El país de las asimetrías
En la vasta Argentina que se extiende más allá de la opulenta Pampa húmeda, los miserabilizados descendientes de los pueblos originarios juntan el agua de lluvia en baldes, soportan que funcionarios se apropien de las donaciones destinadas a sus comunidades –como sucedió en Tartagal– y se refugian en el monte para huir de la persecución de las fuerzas del orden del régimen feudal de Gildo Insfrán en Formosa.
Son las mismas comunidades que ahora acampan en Plaza de Mayo tras esperar por más de un año que el Gobierno nacional les concediera una audiencia siempre retaceada para no irritar al compañero Gildo, gobernador de «la provincia más democrática», según el secretario de Derechos Humanos de la Nación.
Pese a todo, nadie podría poner en duda la coherencia oficial en la materia: Horacio Pietragalla les exigió que militen si quieren ser atendidos, ante el silencio complaciente de Magdalena Odarda –titular del Inai, institución que debe velar por los derechos de los aborígenes– y la oportuna ausencia de la responsable del Inadi, ocupada por estas horas en encontrarle un puesto público a su empleada doméstica.

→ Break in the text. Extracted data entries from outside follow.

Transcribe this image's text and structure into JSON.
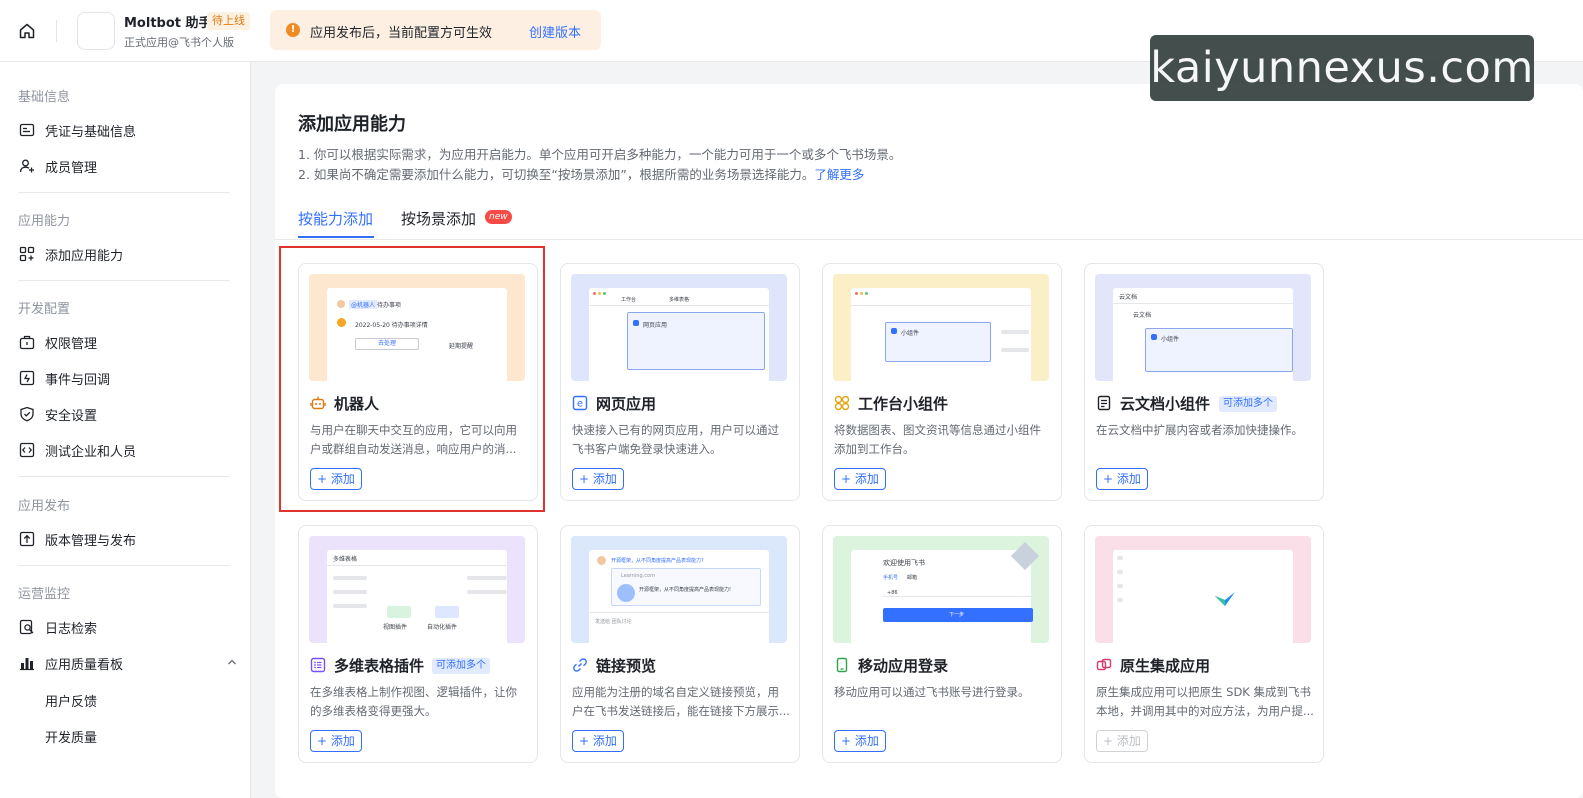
{
  "topbar": {
    "app_name": "Moltbot 助手",
    "app_badge": "待上线",
    "app_subtitle": "正式应用@飞书个人版",
    "notice_text": "应用发布后，当前配置方可生效",
    "notice_link": "创建版本"
  },
  "watermark": "kaiyunnexus.com",
  "sidebar": {
    "sections": [
      {
        "title": "基础信息",
        "items": [
          "凭证与基础信息",
          "成员管理"
        ]
      },
      {
        "title": "应用能力",
        "items": [
          "添加应用能力"
        ]
      },
      {
        "title": "开发配置",
        "items": [
          "权限管理",
          "事件与回调",
          "安全设置",
          "测试企业和人员"
        ]
      },
      {
        "title": "应用发布",
        "items": [
          "版本管理与发布"
        ]
      },
      {
        "title": "运营监控",
        "items": [
          "日志检索",
          "应用质量看板"
        ],
        "subitems": [
          "用户反馈",
          "开发质量"
        ]
      }
    ]
  },
  "main": {
    "title": "添加应用能力",
    "desc1": "1. 你可以根据实际需求，为应用开启能力。单个应用可开启多种能力，一个能力可用于一个或多个飞书场景。",
    "desc2": "2. 如果尚不确定需要添加什么能力，可切换至“按场景添加”，根据所需的业务场景选择能力。",
    "learn_more": "了解更多",
    "tabs": [
      "按能力添加",
      "按场景添加"
    ],
    "new_badge": "new",
    "add_label": "+ 添加",
    "multi_badge": "可添加多个",
    "cards": [
      {
        "title": "机器人",
        "desc": "与用户在聊天中交互的应用，它可以向用户或群组自动发送消息，响应用户的消...",
        "icon": "robot-icon",
        "thumb": "#fde8cf"
      },
      {
        "title": "网页应用",
        "desc": "快速接入已有的网页应用，用户可以通过飞书客户端免登录快速进入。",
        "icon": "web-app-icon",
        "thumb": "#dfe6fb"
      },
      {
        "title": "工作台小组件",
        "desc": "将数据图表、图文资讯等信息通过小组件添加到工作台。",
        "icon": "widget-icon",
        "thumb": "#fbefc8"
      },
      {
        "title": "云文档小组件",
        "desc": "在云文档中扩展内容或者添加快捷操作。",
        "icon": "doc-widget-icon",
        "thumb": "#e3e6fa"
      },
      {
        "title": "多维表格插件",
        "desc": "在多维表格上制作视图、逻辑插件，让你的多维表格变得更强大。",
        "icon": "bitable-plugin-icon",
        "thumb": "#ebe3fb"
      },
      {
        "title": "链接预览",
        "desc": "应用能为注册的域名自定义链接预览，用户在飞书发送链接后，能在链接下方展示...",
        "icon": "link-icon",
        "thumb": "#dbe8fb"
      },
      {
        "title": "移动应用登录",
        "desc": "移动应用可以通过飞书账号进行登录。",
        "icon": "mobile-icon",
        "thumb": "#dcf3de"
      },
      {
        "title": "原生集成应用",
        "desc": "原生集成应用可以把原生 SDK 集成到飞书本地，并调用其中的对应方法，为用户提...",
        "icon": "native-icon",
        "thumb": "#fbdfe8"
      }
    ],
    "thumbs": {
      "bot_tag": "@机器人",
      "bot_todo": "待办事项",
      "bot_date": "2022-05-20 待办事项详情",
      "bot_btn": "去处理",
      "bot_link": "延期提醒",
      "web_tab1": "工作台",
      "web_tab2": "多维表格",
      "web_label": "网页应用",
      "widget_label": "小组件",
      "doc_back": "云文档",
      "doc_title": "云文档",
      "doc_label": "小组件",
      "bitable_title": "多维表格",
      "bitable_btn1": "视图插件",
      "bitable_btn2": "自动化插件",
      "link_msg1": "开源框架，从不同角度提高产品表现能力?",
      "link_url": "Learning.com",
      "link_msg2": "开源框架，从不同角度提高产品表现能力!",
      "link_input": "发送给 团队讨论",
      "login_welcome": "欢迎使用飞书",
      "login_tab1": "手机号",
      "login_tab2": "邮箱",
      "login_code": "+86",
      "login_btn": "下一步"
    }
  }
}
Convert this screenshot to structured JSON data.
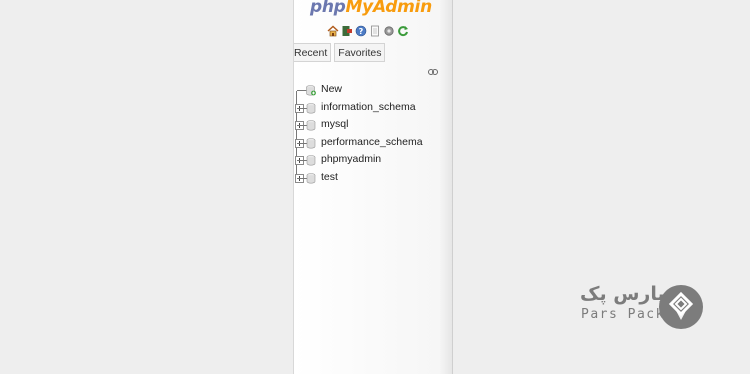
{
  "app": {
    "logo_php": "php",
    "logo_myadmin": "MyAdmin"
  },
  "quick_icons": [
    "home-icon",
    "exit-icon",
    "help-icon",
    "docs-icon",
    "settings-icon",
    "reload-icon"
  ],
  "tabs": [
    {
      "label": "Recent"
    },
    {
      "label": "Favorites"
    }
  ],
  "tree": {
    "new_label": "New",
    "databases": [
      {
        "name": "information_schema"
      },
      {
        "name": "mysql"
      },
      {
        "name": "performance_schema"
      },
      {
        "name": "phpmyadmin"
      },
      {
        "name": "test"
      }
    ]
  },
  "brand": {
    "name_fa": "پارس پک",
    "name_en": "Pars Pack",
    "color": "#7c7c7c"
  },
  "colors": {
    "logo_blue": "#6c78af",
    "logo_orange": "#f89c0e",
    "background": "#eeeeee"
  }
}
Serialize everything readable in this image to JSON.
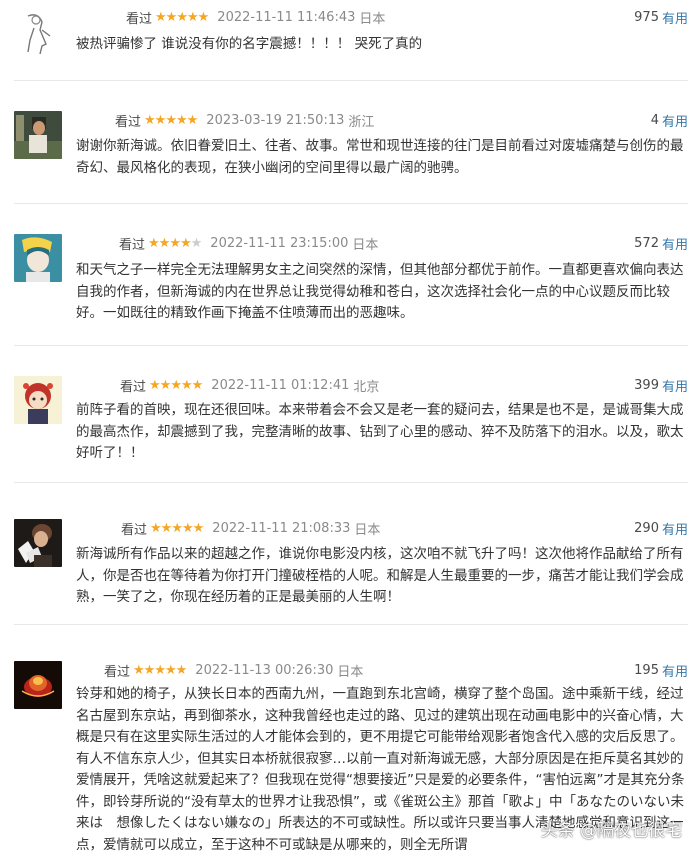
{
  "reviews": [
    {
      "status": "看过",
      "stars_on": "★★★★★",
      "stars_off": "",
      "time": "2022-11-11 11:46:43",
      "location": "日本",
      "votes": "975",
      "votes_label": "有用",
      "content": "被热评骗惨了 谁说没有你的名字震撼！！！！ 哭死了真的"
    },
    {
      "status": "看过",
      "stars_on": "★★★★★",
      "stars_off": "",
      "time": "2023-03-19 21:50:13",
      "location": "浙江",
      "votes": "4",
      "votes_label": "有用",
      "content": "谢谢你新海诚。依旧眷爱旧土、往者、故事。常世和现世连接的往门是目前看过对废墟痛楚与创伤的最奇幻、最风格化的表现，在狭小幽闭的空间里得以最广阔的驰骋。"
    },
    {
      "status": "看过",
      "stars_on": "★★★★",
      "stars_off": "★",
      "time": "2022-11-11 23:15:00",
      "location": "日本",
      "votes": "572",
      "votes_label": "有用",
      "content": "和天气之子一样完全无法理解男女主之间突然的深情，但其他部分都优于前作。一直都更喜欢偏向表达自我的作者，但新海诚的内在世界总让我觉得幼稚和苍白，这次选择社会化一点的中心议题反而比较好。一如既往的精致作画下掩盖不住喷薄而出的恶趣味。"
    },
    {
      "status": "看过",
      "stars_on": "★★★★★",
      "stars_off": "",
      "time": "2022-11-11 01:12:41",
      "location": "北京",
      "votes": "399",
      "votes_label": "有用",
      "content": "前阵子看的首映，现在还很回味。本来带着会不会又是老一套的疑问去，结果是也不是，是诚哥集大成的最高杰作，却震撼到了我，完整清晰的故事、钻到了心里的感动、猝不及防落下的泪水。以及，歌太好听了！！"
    },
    {
      "status": "看过",
      "stars_on": "★★★★★",
      "stars_off": "",
      "time": "2022-11-11 21:08:33",
      "location": "日本",
      "votes": "290",
      "votes_label": "有用",
      "content": "新海诚所有作品以来的超越之作，谁说你电影没内核，这次咱不就飞升了吗！这次他将作品献给了所有人，你是否也在等待着为你打开门撞破桎梏的人呢。和解是人生最重要的一步，痛苦才能让我们学会成熟，一笑了之，你现在经历着的正是最美丽的人生啊！"
    },
    {
      "status": "看过",
      "stars_on": "★★★★★",
      "stars_off": "",
      "time": "2022-11-13 00:26:30",
      "location": "日本",
      "votes": "195",
      "votes_label": "有用",
      "content": "铃芽和她的椅子，从狭长日本的西南九州，一直跑到东北宫崎，横穿了整个岛国。途中乘新干线，经过名古屋到东京站，再到御茶水，这种我曾经也走过的路、见过的建筑出现在动画电影中的兴奋心情，大概是只有在这里实际生活过的人才能体会到的，更不用提它可能带给观影者饱含代入感的灾后反思了。有人不信东京人少，但其实日本桥就很寂寥…以前一直对新海诚无感，大部分原因是在拒斥莫名其妙的爱情展开，凭啥这就爱起来了？但我现在觉得“想要接近”只是爱的必要条件，“害怕远离”才是其充分条件，即铃芽所说的“没有草太的世界才让我恐惧”，或《雀斑公主》那首「歌よ」中「あなたのいない未来は　想像したくはない嫌なの」所表达的不可或缺性。所以或许只要当事人清楚地感觉和意识到这一点，爱情就可以成立，至于这种不可或缺是从哪来的，则全无所谓"
    }
  ],
  "watermark": {
    "text": "头条 @隔夜也很宅"
  },
  "colors": {
    "star": "#f5a623",
    "link": "#3377aa",
    "muted": "#8a8a8a"
  }
}
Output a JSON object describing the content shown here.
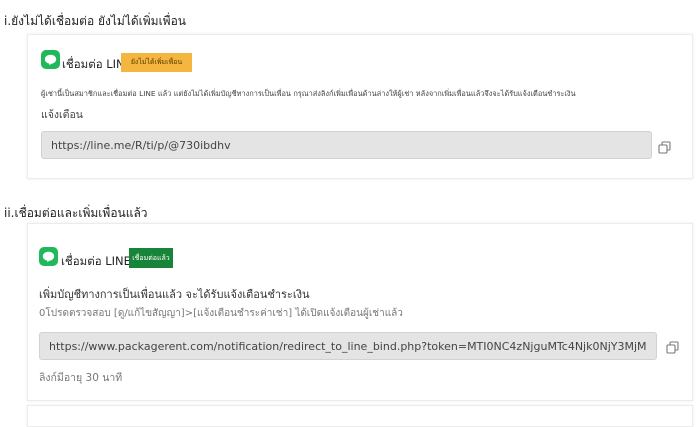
{
  "section1": {
    "heading": "i.ยังไม่ได้เชื่อมต่อ ยังไม่ได้เพิ่มเพื่อน",
    "card_title": "เชื่อมต่อ LINE",
    "badge": "ยังไม่ได้เพิ่มเพื่อน",
    "desc_line1": "ผู้เช่านี้เป็นสมาชิกและเชื่อมต่อ LINE แล้ว แต่ยังไม่ได้เพิ่มบัญชีทางการเป็นเพื่อน กรุณาส่งลิงก์เพิ่มเพื่อนด้านล่างให้ผู้เช่า หลังจากเพิ่มเพื่อนแล้วจึงจะได้รับแจ้งเตือนชำระเงิน",
    "desc_line2": "แจ้งเตือน",
    "url": "https://line.me/R/ti/p/@730ibdhv"
  },
  "section2": {
    "heading": "ii.เชื่อมต่อและเพิ่มเพื่อนแล้ว",
    "card_title": "เชื่อมต่อ LINE",
    "badge": "เชื่อมต่อแล้ว",
    "desc_line1": "เพิ่มบัญชีทางการเป็นเพื่อนแล้ว จะได้รับแจ้งเตือนชำระเงิน",
    "desc_line2": "0โปรดตรวจสอบ [ดู/แก้ไขสัญญา]>[แจ้งเตือนชำระค่าเช่า] ได้เปิดแจ้งเตือนผู้เช่าแล้ว",
    "url": "https://www.packagerent.com/notification/redirect_to_line_bind.php?token=MTI0NC4zNjguMTc4Njk0NjY3MjM",
    "expiry": "ลิงก์มีอายุ 30 นาที"
  },
  "icons": {
    "line_logo": "line-logo-icon",
    "copy": "copy-icon"
  },
  "colors": {
    "line_green": "#1fb85a",
    "badge_yellow": "#f4b63f",
    "badge_green": "#18843a",
    "url_box_bg": "#e4e4e4"
  }
}
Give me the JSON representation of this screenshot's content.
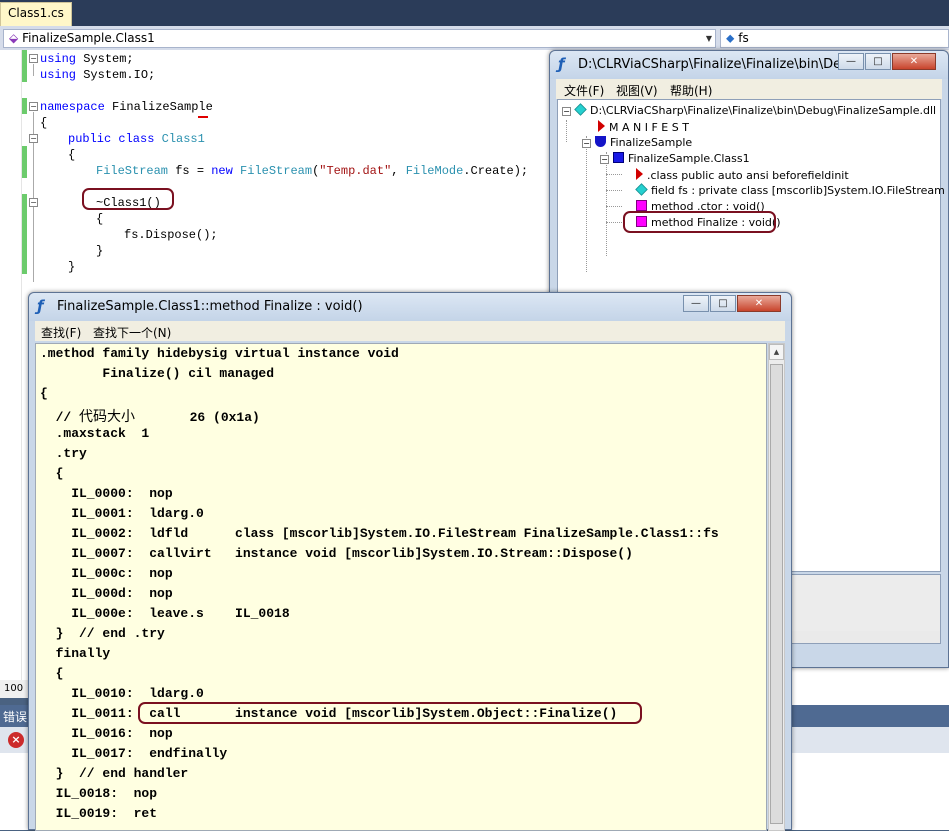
{
  "editor": {
    "tab_label": "Class1.cs",
    "nav_left": "FinalizeSample.Class1",
    "nav_right": "fs",
    "code": {
      "l1_kw": "using",
      "l1_rest": " System;",
      "l2_kw": "using",
      "l2_rest": " System.IO;",
      "l3_kw": "namespace",
      "l3_rest": " FinalizeSample",
      "l4": "{",
      "l5_kw": "public class",
      "l5_type": " Class1",
      "l6": "{",
      "l7_type1": "FileStream",
      "l7_mid1": " fs = ",
      "l7_kw": "new",
      "l7_type2": " FileStream",
      "l7_p1": "(",
      "l7_str": "\"Temp.dat\"",
      "l7_p2": ", ",
      "l7_type3": "FileMode",
      "l7_end": ".Create);",
      "l8": "~Class1()",
      "l9": "{",
      "l10": "fs.Dispose();",
      "l11": "}",
      "l12": "}"
    },
    "zoom": "100",
    "error_panel_title": "错误"
  },
  "tree_window": {
    "title": "D:\\CLRViaCSharp\\Finalize\\Finalize\\bin\\De...",
    "menu": [
      "文件(F)",
      "视图(V)",
      "帮助(H)"
    ],
    "nodes": {
      "root": "D:\\CLRViaCSharp\\Finalize\\Finalize\\bin\\Debug\\FinalizeSample.dll",
      "manifest": "M A N I F E S T",
      "namespace": "FinalizeSample",
      "class": "FinalizeSample.Class1",
      "class_decl": ".class public auto ansi beforefieldinit",
      "field": "field fs : private class [mscorlib]System.IO.FileStream",
      "ctor": "method .ctor : void()",
      "finalize": "method Finalize : void()"
    }
  },
  "il_window": {
    "title": "FinalizeSample.Class1::method Finalize : void()",
    "menu": [
      "查找(F)",
      "查找下一个(N)"
    ],
    "lines": [
      ".method family hidebysig virtual instance void",
      "        Finalize() cil managed",
      "{",
      "  // ",
      "  .maxstack  1",
      "  .try",
      "  {",
      "    IL_0000:  nop",
      "    IL_0001:  ldarg.0",
      "    IL_0002:  ldfld      class [mscorlib]System.IO.FileStream FinalizeSample.Class1::fs",
      "    IL_0007:  callvirt   instance void [mscorlib]System.IO.Stream::Dispose()",
      "    IL_000c:  nop",
      "    IL_000d:  nop",
      "    IL_000e:  leave.s    IL_0018",
      "  }  // end .try",
      "  finally",
      "  {",
      "    IL_0010:  ldarg.0",
      "    IL_0011:  call       instance void [mscorlib]System.Object::Finalize()",
      "    IL_0016:  nop",
      "    IL_0017:  endfinally",
      "  }  // end handler",
      "  IL_0018:  nop",
      "  IL_0019:  ret"
    ],
    "comment_zh": "代码大小",
    "comment_size": "       26 (0x1a)"
  }
}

Y el adecuado marco brindado por numerosos organismos defensores de –algunos– derechos humanos, siempre enfocados en cuestiones de mayor trascendencia.
Ya en 1947, otros representantes de las mismas comunidades que llegaron hasta Buenos Aires ilusionados por un gobierno popular habían sido cargados en los vagones de ganado que los llevaron de vuelta a su territorio, y luego masacrados a centenares en Rincón Bomba con el aporte de los aviones de la Fuerza Aérea que los ametrallaban desde el aire, en lo que algunos consideran el bautismo de fuego de la fuerza. Y mucho antes en Napalpí, en 1924.
Hoy no se requieren balas para el mismo trabajo: lo hacen la miseria, la tuberculosis, el Chagas, las aguas contaminadas.
En las provincias feudalizadas, los qom (tobas), wichis, chiriguanos, chorotes y tantas otras etnias fueron incorporados por la fuerza como braceros en tabacales y algodonales, para ser explotados como mano de obra semiesclava a la que se arreaba como ganado y se baleaba si protestaba, prácticas que atraviesan tanto al gobierno de Marcelo Torcuato de Alvear como al de Juan Domingo Perón, historia que es solidariamente ignorada por todo el arco político argentino.
Pero nunca estuvo tan a la vista la existencia de una política para el sector: es esta que hoy se ejecuta sin que los encargados de llevarla a la práctica siquiera se ruboricen.
También en eso debe reconocerse coherencia: durante el último gobierno de Cristina Fernández, los mismos que hoy esperan en Plaza de Mayo estuvieron acampados durante nueve meses, consecuentemente ignorados mientras alimentaban la curiosidad de citadinos que nunca habían visto a un descendiente de aborígenes. Como sucedía en el circo de Barnum, pero sin pagar entrada.
Es la irrupción brutal de lo que algún estudioso consideraría como una cuestión de desarrollo asimétrico. Aunque suene mejor llamarlo injusticia, a secas.